Efetivamente, vivemos numa escravidão. O consumismo escraviza-nos e nem sentimos. Estamos bem. A mídia, os produtos maravilhosos anunciados, a última geração de celular…E, assim, vamos nos afastando uns dos outros, com medo do “olho no olho”, isolando-nos em nosso mundinho de whatsapp, instagram, twitter etc. E tome depressão.
Orwell (in 1984) fala do controle pelo grande irmão que tudo vê, impondo sua moral. O Big Brother, programa de tv, ao contrário do grande irmão do Orwell, prega o liberalismo pessoal, mostra tudo e todos que ali estão se expondo para os telespectadores, por dinheiro, escravizante, da mesma forma, como bem salienta Veríssimo, na crônica ‘O Grande Irmão”. “A câmera indiscreta a serviço da ideia obsessiva de organização social, deu lugar a uma obsessão maior, a vontade universal de saber o que se passa na casa do vizinho”, diz Veríssimo.
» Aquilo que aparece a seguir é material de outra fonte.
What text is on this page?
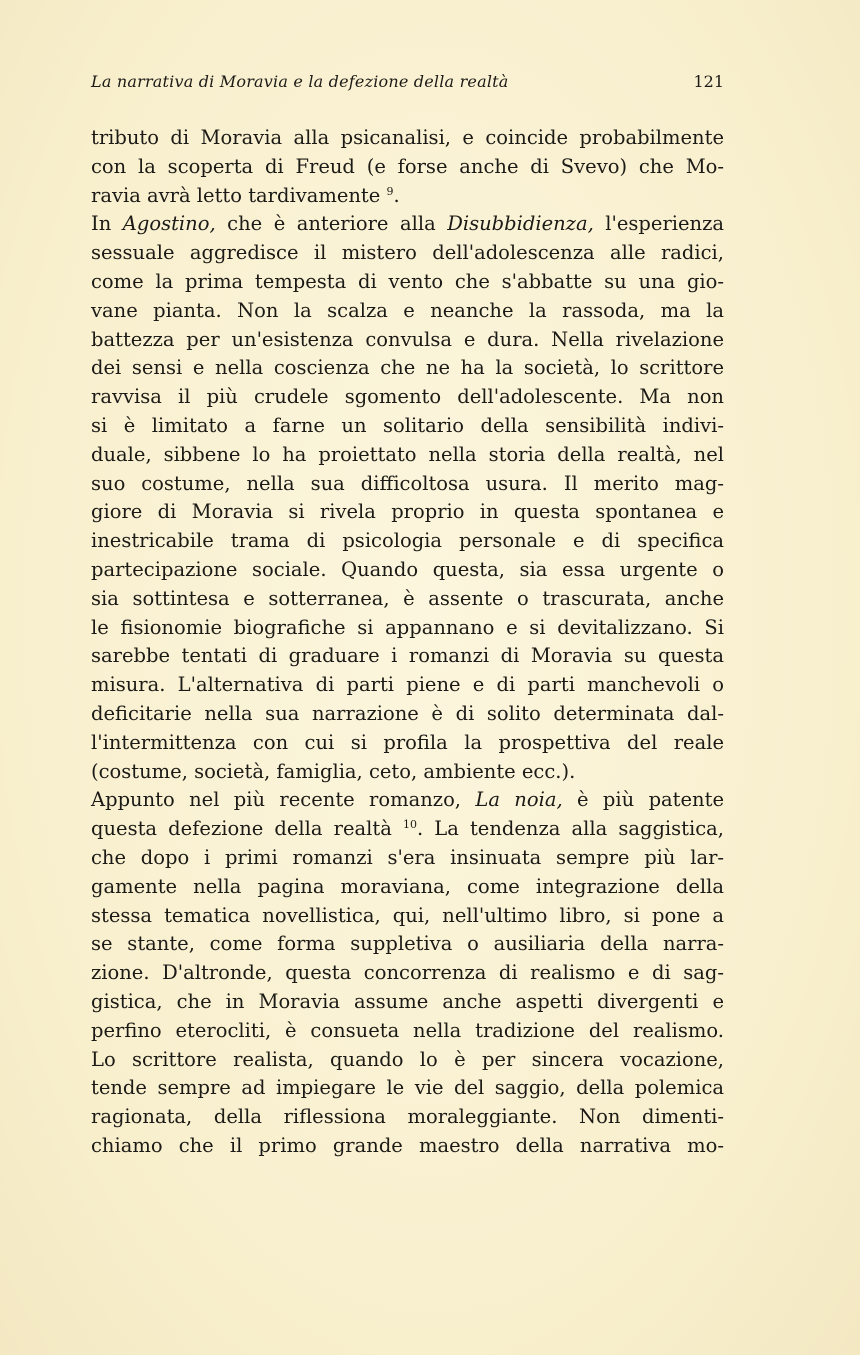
La narrativa di Moravia e la defezione della realtà	121
tributo di Moravia alla psicanalisi, e coincide probabilmente
con la scoperta di Freud (e forse anche di Svevo) che Mo-
ravia avrà letto tardivamente $^9$.
In Agostino, che è anteriore alla Disubbidienza, l'esperienza
sessuale aggredisce il mistero dell'adolescenza alle radici,
come la prima tempesta di vento che s'abbatte su una gio-
vane pianta. Non la scalza e neanche la rassoda, ma la
battezza per un'esistenza convulsa e dura. Nella rivelazione
dei sensi e nella coscienza che ne ha la società, lo scrittore
ravvisa il più crudele sgomento dell'adolescente. Ma non
si è limitato a farne un solitario della sensibilità indivi-
duale, sibbene lo ha proiettato nella storia della realtà, nel
suo costume, nella sua difficoltosa usura. Il merito mag-
giore di Moravia si rivela proprio in questa spontanea e
inestricabile trama di psicologia personale e di specifica
partecipazione sociale. Quando questa, sia essa urgente o
sia sottintesa e sotterranea, è assente o trascurata, anche
le fisionomie biografiche si appannano e si devitalizzano. Si
sarebbe tentati di graduare i romanzi di Moravia su questa
misura. L'alternativa di parti piene e di parti manchevoli o
deficitarie nella sua narrazione è di solito determinata dal-
l'intermittenza con cui si profila la prospettiva del reale
(costume, società, famiglia, ceto, ambiente ecc.).
Appunto nel più recente romanzo, La noia, è più patente
questa defezione della realtà $^{10}$. La tendenza alla saggistica,
che dopo i primi romanzi s'era insinuata sempre più lar-
gamente nella pagina moraviana, come integrazione della
stessa tematica novellistica, qui, nell'ultimo libro, si pone a
se stante, come forma suppletiva o ausiliaria della narra-
zione. D'altronde, questa concorrenza di realismo e di sag-
gistica, che in Moravia assume anche aspetti divergenti e
perfino eterocliti, è consueta nella tradizione del realismo.
Lo scrittore realista, quando lo è per sincera vocazione,
tende sempre ad impiegare le vie del saggio, della polemica
ragionata, della riflessiona moraleggiante. Non dimenti-
chiamo che il primo grande maestro della narrativa mo-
A ideia da câmera bisbilhoteira pegou e virou ditadura, da mesma forma. A bisbilhotice passou a ser normal e as conversas cara a cara ficaram de fora.
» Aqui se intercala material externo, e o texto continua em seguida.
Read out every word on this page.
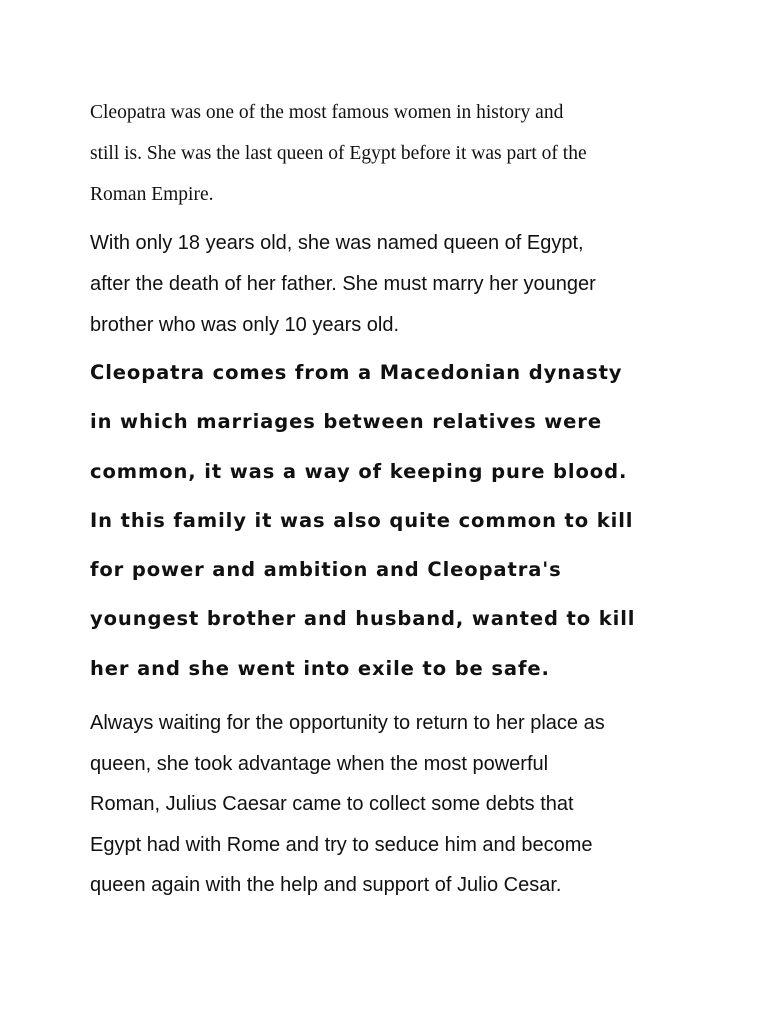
Cleopatra was one of the most famous women in history and
still is. She was the last queen of Egypt before it was part of the
Roman Empire.

With only 18 years old, she was named queen of Egypt,
after the death of her father. She must marry her younger
brother who was only 10 years old.

Cleopatra comes from a Macedonian dynasty
in which marriages between relatives were
common, it was a way of keeping pure blood.
In this family it was also quite common to kill
for power and ambition and Cleopatra's
youngest brother and husband, wanted to kill
her and she went into exile to be safe.

Always waiting for the opportunity to return to her place as
queen, she took advantage when the most powerful
Roman, Julius Caesar came to collect some debts that
Egypt had with Rome and try to seduce him and become
queen again with the help and support of Julio Cesar.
Temos, então, diversos cárceres modernos, em que nos enfiamos por querer, sem querer, levados pela mídia, pelo consumo, pelo modismo.
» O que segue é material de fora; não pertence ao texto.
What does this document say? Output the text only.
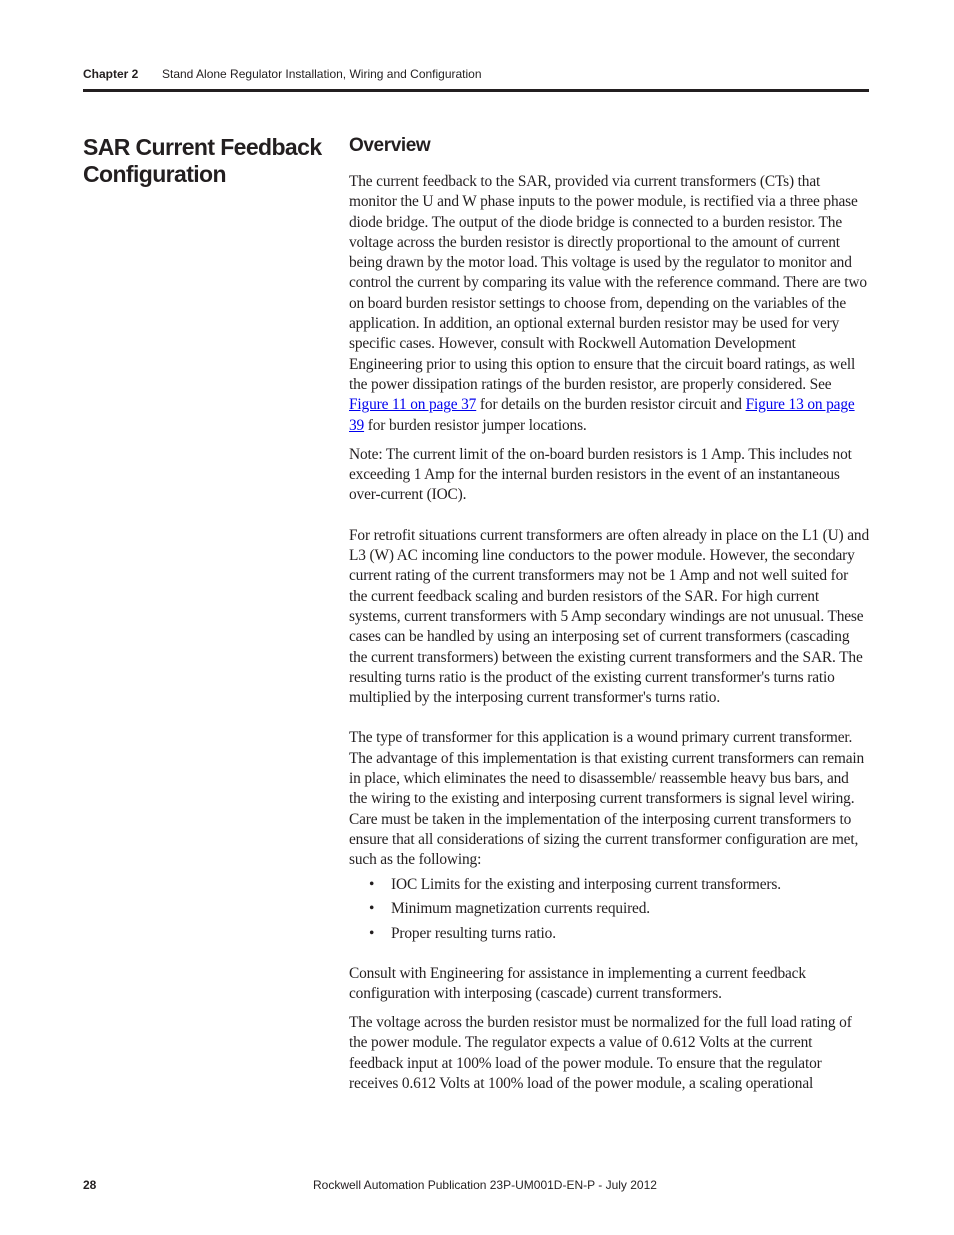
Chapter 2 Stand Alone Regulator Installation, Wiring and Configuration
SAR Current Feedback Configuration
Overview

The current feedback to the SAR, provided via current transformers (CTs) that monitor the U and W phase inputs to the power module, is rectified via a three phase diode bridge. The output of the diode bridge is connected to a burden resistor. The voltage across the burden resistor is directly proportional to the amount of current being drawn by the motor load. This voltage is used by the regulator to monitor and control the current by comparing its value with the reference command. There are two on board burden resistor settings to choose from, depending on the variables of the application. In addition, an optional external burden resistor may be used for very specific cases. However, consult with Rockwell Automation Development Engineering prior to using this option to ensure that the circuit board ratings, as well the power dissipation ratings of the burden resistor, are properly considered. See Figure 11 on page 37 for details on the burden resistor circuit and Figure 13 on page 39 for burden resistor jumper locations.

Note: The current limit of the on-board burden resistors is 1 Amp. This includes not exceeding 1 Amp for the internal burden resistors in the event of an instantaneous over-current (IOC).

For retrofit situations current transformers are often already in place on the L1 (U) and L3 (W) AC incoming line conductors to the power module. However, the secondary current rating of the current transformers may not be 1 Amp and not well suited for the current feedback scaling and burden resistors of the SAR. For high current systems, current transformers with 5 Amp secondary windings are not unusual. These cases can be handled by using an interposing set of current transformers (cascading the current transformers) between the existing current transformers and the SAR. The resulting turns ratio is the product of the existing current transformer's turns ratio multiplied by the interposing current transformer's turns ratio.

The type of transformer for this application is a wound primary current transformer. The advantage of this implementation is that existing current transformers can remain in place, which eliminates the need to disassemble/ reassemble heavy bus bars, and the wiring to the existing and interposing current transformers is signal level wiring. Care must be taken in the implementation of the interposing current transformers to ensure that all considerations of sizing the current transformer configuration are met, such as the following:

• IOC Limits for the existing and interposing current transformers.
• Minimum magnetization currents required.
• Proper resulting turns ratio.

Consult with Engineering for assistance in implementing a current feedback configuration with interposing (cascade) current transformers.

The voltage across the burden resistor must be normalized for the full load rating of the power module. The regulator expects a value of 0.612 Volts at the current feedback input at 100% load of the power module. To ensure that the regulator receives 0.612 Volts at 100% load of the power module, a scaling operational

28	Rockwell Automation Publication 23P-UM001D-EN-P - July 2012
Frei Betto (no lançamento do livro; “A felicidade foi-se embora?”) disse que a televisão optou pelo entretenimento. E para obter ganho, a publicidade, feita exatamente para manipular-nos e excitar nossos desejos. Quem não consegue obter um bem que ali está anunciado, sente-se humilhado, “na janela da mídia, como quem folheia uma revista de variedade, para admirar famosos e ricos… No dizer de Fernando Sabino, como quem masca chicletes. Acaba o sabor, mas ficamos ali, mascando, mascando.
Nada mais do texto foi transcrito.